Alors que la France connaît des épisodes de canicule de plus en plus fréquents et intenses, une nouvelle enquête de la Fondation pour le logement des défavorisés met en lumière une réalité préoccupante : les quartiers populaires sont bien plus exposés aux vagues de chaleur que le reste du territoire, une situation que l’organisation qualifie de conséquence directe de l’inaction des autorités.

Publiée le 18 juin, l’étude de la fondation alerte sur ce qu’elle nomme les « logements bouilloires », ces habitations mal isolées, souvent situées dans des zones urbaines denses ou des banlieues, où la chaleur s’accumule sans possibilité de rafraîchissement efficace. Selon les auteurs du rapport, cette précarité énergétique estivale constitue une injustice sanitaire et sociale, touchant en premier lieu les ménages les plus modestes, déjà confrontés à des difficultés de logement et à des dépenses énergétiques élevées en hiver.

Une vulnérabilité amplifiée par le bâti et l’urbanisme

L’enquête souligne que les habitations des quartiers populaires présentent des caractéristiques aggravantes : matériaux de construction peu isolants, absence de ventilation naturelle, orientation défavorable, manque d’espaces verts et d’ombrage dans l’environnement immédiat. Ces facteurs, combinés à la densité urbaine, créent des « îlots de chaleur » où les températures intérieures peuvent dépasser de plusieurs degrés celles relevées dans des logements mieux conçus ou situés dans des zones plus aérées.

La fondation rappelle que les vagues de chaleur ne sont pas un phénomène anodin : elles provoquent chaque année des centaines de décès supplémentaires en France, notamment chez les personnes âgées, les jeunes enfants et les personnes souffrant de pathologies chroniques. Or, ce sont précisément ces populations qui sont surreprésentées dans les quartiers concernés.

Des promesses non tenues

Le rapport dénonce ce qu’il nomme « l’inaction coupable » du gouvernement, estimant que les mesures annoncées ces dernières années pour améliorer la performance énergétique des logements n’ont pas été mises en œuvre avec suffisamment de vigueur dans les zones les plus défavorisées. Les dispositifs d’aide à la rénovation thermique, comme MaPrimeRénov’, peinent à toucher les ménages les plus modestes, qui manquent souvent d’information ou de capacité d’avance de frais. Par ailleurs, les programmes de rénovation urbaine, s’ils existent, avancent trop lentement pour répondre à l’urgence climatique.
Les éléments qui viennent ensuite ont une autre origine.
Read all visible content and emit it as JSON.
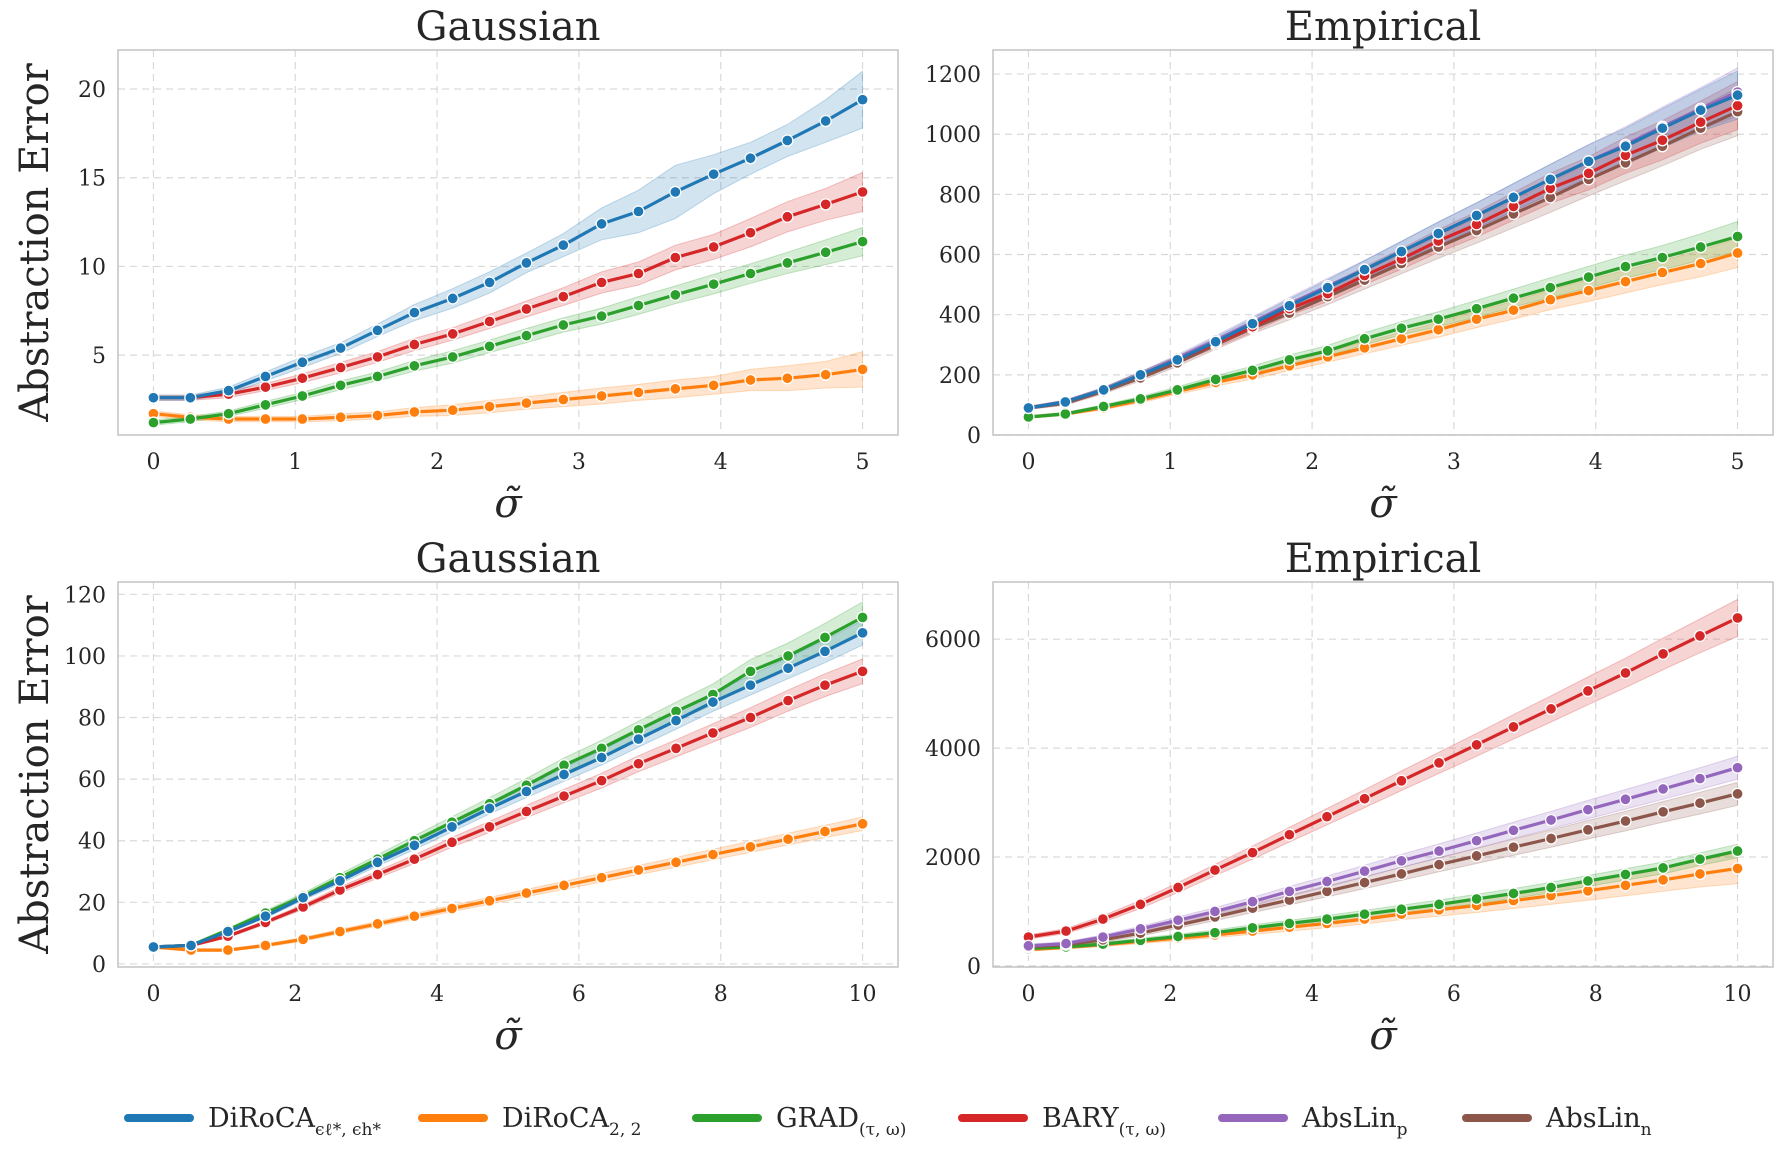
{
  "colors": {
    "diroca_opt": "#1f77b4",
    "diroca_22": "#ff7f0e",
    "grad": "#2ca02c",
    "bary": "#d62728",
    "abslin_p": "#9467bd",
    "abslin_n": "#8c564b"
  },
  "legend": [
    {
      "key": "diroca_opt",
      "base": "DiRoCA",
      "sub": "ϵℓ*, ϵh*"
    },
    {
      "key": "diroca_22",
      "base": "DiRoCA",
      "sub": "2, 2"
    },
    {
      "key": "grad",
      "base": "GRAD",
      "sub": "(τ, ω)"
    },
    {
      "key": "bary",
      "base": "BARY",
      "sub": "(τ, ω)"
    },
    {
      "key": "abslin_p",
      "base": "AbsLin",
      "sub": "p"
    },
    {
      "key": "abslin_n",
      "base": "AbsLin",
      "sub": "n"
    }
  ],
  "chart_data": [
    {
      "type": "line",
      "title": "Gaussian",
      "xlabel": "σ̃",
      "ylabel": "Abstraction Error",
      "xlim": [
        -0.25,
        5.25
      ],
      "ylim": [
        0.5,
        22.2
      ],
      "xticks": [
        "0",
        "1",
        "2",
        "3",
        "4",
        "5"
      ],
      "yticks": [
        "5",
        "10",
        "15",
        "20"
      ],
      "x": [
        0,
        0.26,
        0.53,
        0.79,
        1.05,
        1.32,
        1.58,
        1.84,
        2.11,
        2.37,
        2.63,
        2.89,
        3.16,
        3.42,
        3.68,
        3.95,
        4.21,
        4.47,
        4.74,
        5.0
      ],
      "series": [
        {
          "key": "diroca_opt",
          "values": [
            2.6,
            2.6,
            3.0,
            3.8,
            4.6,
            5.4,
            6.4,
            7.4,
            8.2,
            9.1,
            10.2,
            11.2,
            12.4,
            13.1,
            14.2,
            15.2,
            16.1,
            17.1,
            18.2,
            19.4
          ],
          "band": [
            0.15,
            0.15,
            0.2,
            0.25,
            0.3,
            0.3,
            0.35,
            0.45,
            0.55,
            0.6,
            0.55,
            0.65,
            0.9,
            1.2,
            1.5,
            1.1,
            0.9,
            0.9,
            1.2,
            1.6
          ]
        },
        {
          "key": "diroca_22",
          "values": [
            1.7,
            1.5,
            1.4,
            1.4,
            1.4,
            1.5,
            1.6,
            1.8,
            1.9,
            2.1,
            2.3,
            2.5,
            2.7,
            2.9,
            3.1,
            3.3,
            3.6,
            3.7,
            3.9,
            4.2
          ],
          "band": [
            0.15,
            0.15,
            0.15,
            0.15,
            0.15,
            0.2,
            0.2,
            0.25,
            0.3,
            0.35,
            0.35,
            0.4,
            0.45,
            0.45,
            0.5,
            0.5,
            0.6,
            0.7,
            0.75,
            1.0
          ]
        },
        {
          "key": "grad",
          "values": [
            1.2,
            1.4,
            1.7,
            2.2,
            2.7,
            3.3,
            3.8,
            4.4,
            4.9,
            5.5,
            6.1,
            6.7,
            7.2,
            7.8,
            8.4,
            9.0,
            9.6,
            10.2,
            10.8,
            11.4
          ],
          "band": [
            0.15,
            0.15,
            0.15,
            0.2,
            0.2,
            0.25,
            0.25,
            0.3,
            0.35,
            0.35,
            0.4,
            0.4,
            0.45,
            0.5,
            0.5,
            0.55,
            0.55,
            0.6,
            0.7,
            0.8
          ]
        },
        {
          "key": "bary",
          "values": [
            2.6,
            2.6,
            2.8,
            3.2,
            3.7,
            4.3,
            4.9,
            5.6,
            6.2,
            6.9,
            7.6,
            8.3,
            9.1,
            9.6,
            10.5,
            11.1,
            11.9,
            12.8,
            13.5,
            14.2
          ],
          "band": [
            0.15,
            0.15,
            0.2,
            0.2,
            0.25,
            0.3,
            0.3,
            0.35,
            0.35,
            0.4,
            0.45,
            0.5,
            0.6,
            0.65,
            0.7,
            0.7,
            0.8,
            0.85,
            0.9,
            1.1
          ]
        }
      ]
    },
    {
      "type": "line",
      "title": "Empirical",
      "xlabel": "σ̃",
      "ylabel": "",
      "xlim": [
        -0.25,
        5.25
      ],
      "ylim": [
        0,
        1280
      ],
      "xticks": [
        "0",
        "1",
        "2",
        "3",
        "4",
        "5"
      ],
      "yticks": [
        "0",
        "200",
        "400",
        "600",
        "800",
        "1000",
        "1200"
      ],
      "x": [
        0,
        0.26,
        0.53,
        0.79,
        1.05,
        1.32,
        1.58,
        1.84,
        2.11,
        2.37,
        2.63,
        2.89,
        3.16,
        3.42,
        3.68,
        3.95,
        4.21,
        4.47,
        4.74,
        5.0
      ],
      "series": [
        {
          "key": "diroca_opt",
          "values": [
            90,
            110,
            150,
            200,
            250,
            310,
            370,
            430,
            490,
            550,
            610,
            670,
            730,
            790,
            850,
            910,
            960,
            1020,
            1080,
            1130
          ],
          "band": [
            5,
            6,
            8,
            10,
            12,
            15,
            18,
            22,
            26,
            30,
            34,
            38,
            42,
            46,
            50,
            55,
            60,
            65,
            70,
            80
          ]
        },
        {
          "key": "diroca_22",
          "values": [
            60,
            70,
            90,
            115,
            145,
            175,
            200,
            230,
            260,
            290,
            320,
            350,
            385,
            415,
            450,
            480,
            510,
            540,
            570,
            605
          ],
          "band": [
            4,
            5,
            6,
            8,
            10,
            12,
            14,
            16,
            18,
            20,
            22,
            25,
            28,
            30,
            33,
            36,
            38,
            40,
            44,
            48
          ]
        },
        {
          "key": "grad",
          "values": [
            60,
            70,
            95,
            120,
            150,
            185,
            215,
            250,
            280,
            320,
            355,
            385,
            420,
            455,
            490,
            525,
            560,
            590,
            625,
            660
          ],
          "band": [
            4,
            5,
            6,
            8,
            10,
            12,
            14,
            16,
            18,
            20,
            22,
            25,
            28,
            30,
            33,
            36,
            38,
            40,
            44,
            50
          ]
        },
        {
          "key": "bary",
          "values": [
            90,
            110,
            150,
            200,
            250,
            305,
            360,
            420,
            470,
            530,
            585,
            645,
            700,
            760,
            820,
            870,
            930,
            980,
            1040,
            1095
          ],
          "band": [
            5,
            6,
            8,
            10,
            12,
            15,
            18,
            22,
            26,
            30,
            34,
            38,
            42,
            46,
            50,
            55,
            60,
            65,
            70,
            80
          ]
        },
        {
          "key": "abslin_p",
          "values": [
            90,
            110,
            150,
            200,
            255,
            315,
            375,
            435,
            495,
            550,
            610,
            670,
            730,
            790,
            850,
            910,
            965,
            1025,
            1085,
            1140
          ],
          "band": [
            5,
            6,
            8,
            10,
            12,
            15,
            18,
            22,
            26,
            30,
            34,
            38,
            42,
            46,
            50,
            55,
            60,
            65,
            70,
            80
          ]
        },
        {
          "key": "abslin_n",
          "values": [
            90,
            105,
            145,
            190,
            240,
            300,
            355,
            405,
            460,
            515,
            570,
            625,
            680,
            735,
            790,
            850,
            905,
            960,
            1020,
            1075
          ],
          "band": [
            5,
            6,
            8,
            10,
            12,
            15,
            18,
            22,
            26,
            30,
            34,
            38,
            42,
            46,
            50,
            55,
            60,
            65,
            70,
            80
          ]
        }
      ]
    },
    {
      "type": "line",
      "title": "Gaussian",
      "xlabel": "σ̃",
      "ylabel": "Abstraction Error",
      "xlim": [
        -0.5,
        10.5
      ],
      "ylim": [
        -1,
        124
      ],
      "xticks": [
        "0",
        "2",
        "4",
        "6",
        "8",
        "10"
      ],
      "yticks": [
        "0",
        "20",
        "40",
        "60",
        "80",
        "100",
        "120"
      ],
      "x": [
        0,
        0.53,
        1.05,
        1.58,
        2.11,
        2.63,
        3.16,
        3.68,
        4.21,
        4.74,
        5.26,
        5.79,
        6.32,
        6.84,
        7.37,
        7.89,
        8.42,
        8.95,
        9.47,
        10.0
      ],
      "series": [
        {
          "key": "diroca_opt",
          "values": [
            5.5,
            6.0,
            10.5,
            15.5,
            21.5,
            27.0,
            33.0,
            38.5,
            44.5,
            50.5,
            56.0,
            61.5,
            67.0,
            73.0,
            79.0,
            85.0,
            90.5,
            96.0,
            101.5,
            107.5
          ],
          "band": [
            0.4,
            0.4,
            0.5,
            0.6,
            0.8,
            1.0,
            1.2,
            1.4,
            1.6,
            1.8,
            2.0,
            2.2,
            2.4,
            2.6,
            2.8,
            3.0,
            3.2,
            3.4,
            3.7,
            4.0
          ]
        },
        {
          "key": "diroca_22",
          "values": [
            5.5,
            4.5,
            4.5,
            6.0,
            8.0,
            10.5,
            13.0,
            15.5,
            18.0,
            20.5,
            23.0,
            25.5,
            28.0,
            30.5,
            33.0,
            35.5,
            38.0,
            40.5,
            43.0,
            45.5
          ],
          "band": [
            0.4,
            0.4,
            0.4,
            0.5,
            0.6,
            0.7,
            0.8,
            0.9,
            1.0,
            1.1,
            1.2,
            1.3,
            1.4,
            1.5,
            1.6,
            1.7,
            1.8,
            1.9,
            2.0,
            2.2
          ]
        },
        {
          "key": "grad",
          "values": [
            5.5,
            6.0,
            11.0,
            16.5,
            22.0,
            28.0,
            34.0,
            40.0,
            46.0,
            52.0,
            58.0,
            64.5,
            70.0,
            76.0,
            82.0,
            87.5,
            95.0,
            100.0,
            106.0,
            112.5
          ],
          "band": [
            0.4,
            0.4,
            0.6,
            0.8,
            1.0,
            1.2,
            1.4,
            1.6,
            1.8,
            2.0,
            2.2,
            2.4,
            2.6,
            2.8,
            3.0,
            3.4,
            3.8,
            4.2,
            4.6,
            5.0
          ]
        },
        {
          "key": "bary",
          "values": [
            5.5,
            6.0,
            9.0,
            13.5,
            18.5,
            24.0,
            29.0,
            34.0,
            39.5,
            44.5,
            49.5,
            54.5,
            59.5,
            65.0,
            70.0,
            75.0,
            80.0,
            85.5,
            90.5,
            95.0
          ],
          "band": [
            0.4,
            0.4,
            0.5,
            0.6,
            0.8,
            1.0,
            1.2,
            1.4,
            1.6,
            1.8,
            2.0,
            2.2,
            2.4,
            2.6,
            2.8,
            3.0,
            3.2,
            3.4,
            3.7,
            4.0
          ]
        }
      ]
    },
    {
      "type": "line",
      "title": "Empirical",
      "xlabel": "σ̃",
      "ylabel": "",
      "xlim": [
        -0.5,
        10.5
      ],
      "ylim": [
        -20,
        7050
      ],
      "xticks": [
        "0",
        "2",
        "4",
        "6",
        "8",
        "10"
      ],
      "yticks": [
        "0",
        "2000",
        "4000",
        "6000"
      ],
      "x": [
        0,
        0.53,
        1.05,
        1.58,
        2.11,
        2.63,
        3.16,
        3.68,
        4.21,
        4.74,
        5.26,
        5.79,
        6.32,
        6.84,
        7.37,
        7.89,
        8.42,
        8.95,
        9.47,
        10.0
      ],
      "series": [
        {
          "key": "diroca_22",
          "values": [
            300,
            340,
            390,
            450,
            510,
            570,
            640,
            710,
            780,
            860,
            950,
            1030,
            1110,
            1200,
            1290,
            1380,
            1480,
            1580,
            1690,
            1790
          ],
          "band": [
            30,
            30,
            35,
            40,
            45,
            50,
            60,
            70,
            80,
            90,
            100,
            115,
            130,
            145,
            160,
            175,
            190,
            210,
            240,
            280
          ]
        },
        {
          "key": "grad",
          "values": [
            320,
            350,
            400,
            470,
            540,
            610,
            700,
            780,
            860,
            950,
            1040,
            1130,
            1230,
            1330,
            1440,
            1560,
            1680,
            1800,
            1960,
            2110
          ],
          "band": [
            30,
            30,
            35,
            40,
            45,
            50,
            55,
            60,
            65,
            70,
            75,
            80,
            85,
            90,
            95,
            100,
            105,
            110,
            115,
            125
          ]
        },
        {
          "key": "bary",
          "values": [
            530,
            640,
            860,
            1130,
            1440,
            1760,
            2080,
            2410,
            2740,
            3070,
            3400,
            3730,
            4060,
            4390,
            4720,
            5050,
            5380,
            5730,
            6060,
            6390
          ],
          "band": [
            40,
            45,
            60,
            75,
            90,
            105,
            120,
            135,
            150,
            165,
            180,
            195,
            210,
            225,
            240,
            255,
            270,
            290,
            310,
            340
          ]
        },
        {
          "key": "abslin_p",
          "values": [
            370,
            410,
            530,
            680,
            840,
            1000,
            1180,
            1370,
            1550,
            1740,
            1930,
            2110,
            2300,
            2490,
            2680,
            2870,
            3060,
            3250,
            3440,
            3640
          ],
          "band": [
            30,
            35,
            40,
            50,
            60,
            70,
            80,
            90,
            100,
            110,
            120,
            130,
            140,
            150,
            160,
            170,
            180,
            190,
            200,
            210
          ]
        },
        {
          "key": "abslin_n",
          "values": [
            350,
            390,
            480,
            600,
            750,
            900,
            1060,
            1210,
            1370,
            1530,
            1690,
            1860,
            2020,
            2180,
            2340,
            2500,
            2660,
            2830,
            2990,
            3160
          ],
          "band": [
            30,
            35,
            40,
            50,
            60,
            70,
            80,
            90,
            100,
            110,
            120,
            130,
            140,
            150,
            160,
            170,
            180,
            190,
            200,
            210
          ]
        }
      ]
    }
  ]
}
La Fondation pour le logement des défavorisés appelle à un plan d’urgence spécifique, qui combinerait des aides financières renforcées, un accompagnement technique de proximité et des obligations réglementaires plus strictes pour les bailleurs, tant publics que privés. Elle insiste sur la nécessité d’intégrer systématiquement la question de la chaleur estivale dans les politiques de rénovation énergétique, jusqu’ici trop centrées sur la seule performance hivernale.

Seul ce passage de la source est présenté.